Speaking of database appliances, Oracle Exadata X2 (a full rack) holds just over 5 terabytes of Flash. Do you think a 2 Terabyte database, after a run-up to fill the Flash, would run extremely fast on this machine? A million read-IOPS, maybe, or more? Great POC! Now if you load the machine to the limit (it can store much more than a meager 2 Terabytes). Not with dead, but active data. Heck, let’s say you put ten databases, ten Terabytes each (after compression), totalling 100 Terabytes on the machine, and each is running complex workloads (dirty little secret: real business applications do the same).
Do you still think you hit over a million IOPS if, on average, only one out of each 50 I/O’s is served from Flash, the rest from plain old-fashioned spinning rust disk drives?

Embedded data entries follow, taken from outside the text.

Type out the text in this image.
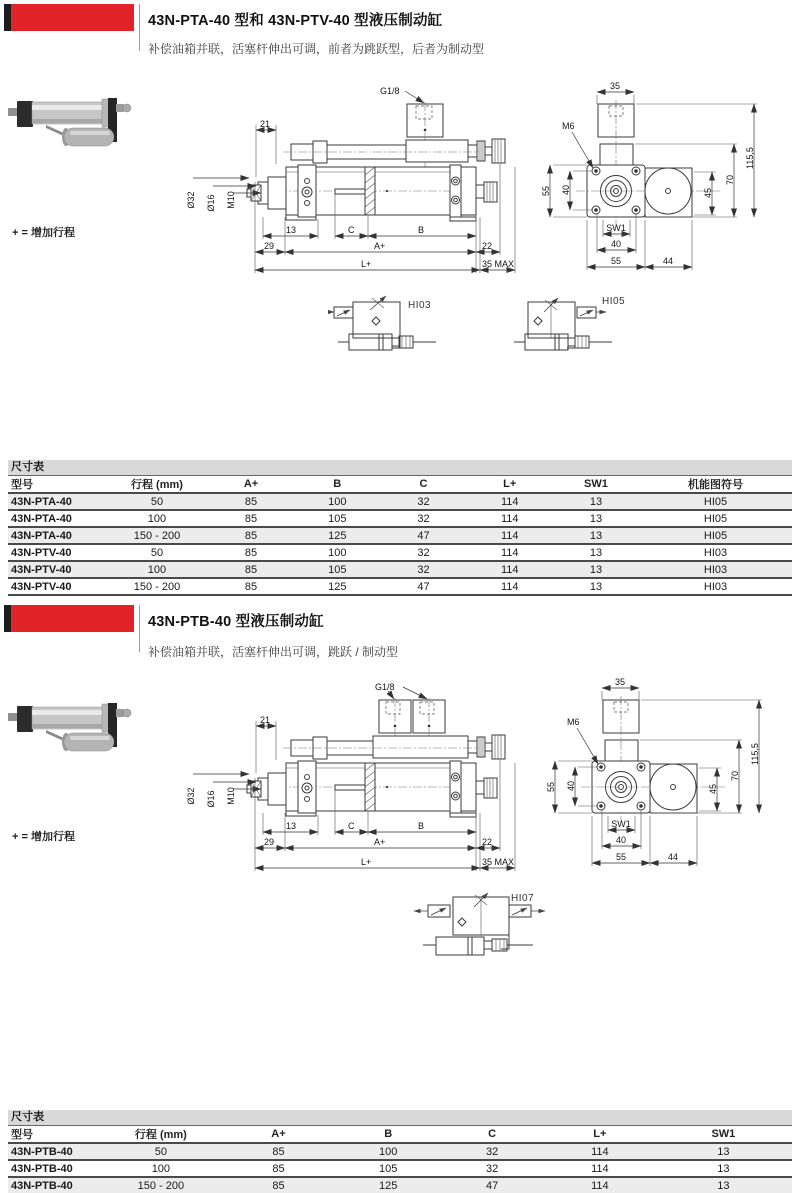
43N-PTA-40 型和 43N-PTV-40 型液压制动缸
补偿油箱并联，活塞杆伸出可调，前者为跳跃型，后者为制动型
+ = 增加行程
G1/8
21
Ø32 Ø16 M10
13	C	B
29	A+	22
L+	35 MAX
M6
35
55 40	45
70
115,5
SW1
40
55	44
HI03	HI05
尺寸表
型号	行程 (mm)	A+	B	C	L+	SW1	机能图符号
43N-PTA-40	50	85	100	32	114	13	HI05
43N-PTA-40	100	85	105	32	114	13	HI05
43N-PTA-40	150 - 200	85	125	47	114	13	HI05
43N-PTV-40	50	85	100	32	114	13	HI03
43N-PTV-40	100	85	105	32	114	13	HI03
43N-PTV-40	150 - 200	85	125	47	114	13	HI03
43N-PTB-40 型液压制动缸
补偿油箱并联，活塞杆伸出可调，跳跃 / 制动型
+ = 增加行程
G1/8
21
Ø32 Ø16 M10
13	C	B
29	A+	22
L+	35 MAX
M6
35
55 40	45
70
115,5
SW1
40
55	44
HI07
尺寸表
型号	行程 (mm)	A+	B	C	L+	SW1
43N-PTB-40	50	85	100	32	114	13
43N-PTB-40	100	85	105	32	114	13
43N-PTB-40	150 - 200	85	125	47	114	13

The problem is that testing this would require a lot of extra work, and both customers and vendors don’t have time for that. So I can understand why they are testing with only one database. And many customer (OLTP) databases are still less than 5 Terabytes (even less than one for that matter). But be aware that testing such a small chunk of data does not tell you anything about real-world stuff. Unless you are prepared to buy a huge, expensive, energy-hungry appliance just for one application (and then find you need another one for disaster recovery, another one for testing, and another one for development).
So far for performance. Let’s focus on other (equally, or maybe even more important) things.
Replication. Today, even the classic data warehouse has become mission-critical. Or can you afford to shut it down for 5 days without the CEO poking your eye out? Business transaction code creeps in, and even modern business analytics these days have become a sub-part of the enterprise instead of a separate isolated system in the corner used by a lonely analyst. So all production databases need high availability, disaster recovery, good quality backups, data integrity and so on.
Disaster recovery requires some kind of processing somewhere to replicate data. It can be on the database server (i.e. Oracle Data Guard or other host based replication) or storage based. But again, it’s often too expensive and time-consuming to run the POC in replication mode. So everybody quickly agrees it’s better to keep it out of scope.
So now we can also disable archive log mode (no longer needed because we don’t have to ship logs) and therefore we can run data loads for the POC with NOLOGGING option. Index rebuilds? No logging, no problem. Can you afford this in real production? No, because then your standby database will no longer work. So in real life you have to live with the restrictions of doing all database transaction with logging enabled (even if you disable it, Data Guard enforces logging anyway). Could have a big performance impact.
For storage systems, equally. EMC’s systems, as said, are not built for POCs (although they can certainly make a good impression). They are built to run real workloads, with all bells and whistles, including replication. Our replication typically has less overhead and better performance than our competition (but don’t believe my word for it, go test it in our labs…)
My advice: if you are going to use remote replication in production, then ask demand your vendor to include it in your POC.
Snapshots? Cloning? Idem dito. Automatic storage tiering? Same thing. Not with test workloads, but with large data sets. Complex, heavy, mixed workloads. The real thing.
My friends in our solutions labs will probably kill me for these statements – sorry guys for setting you up with the extra work 😉 – but if you’re going to do a POC, you better do it right.
You might just as well pull a cable or two, or try a firmware upgrade in the middle of the year-end batch run. Kill a disk drive or power off a complete storage tray or something, just to see what happens to your application if you do that.
It happens in the real data center, too.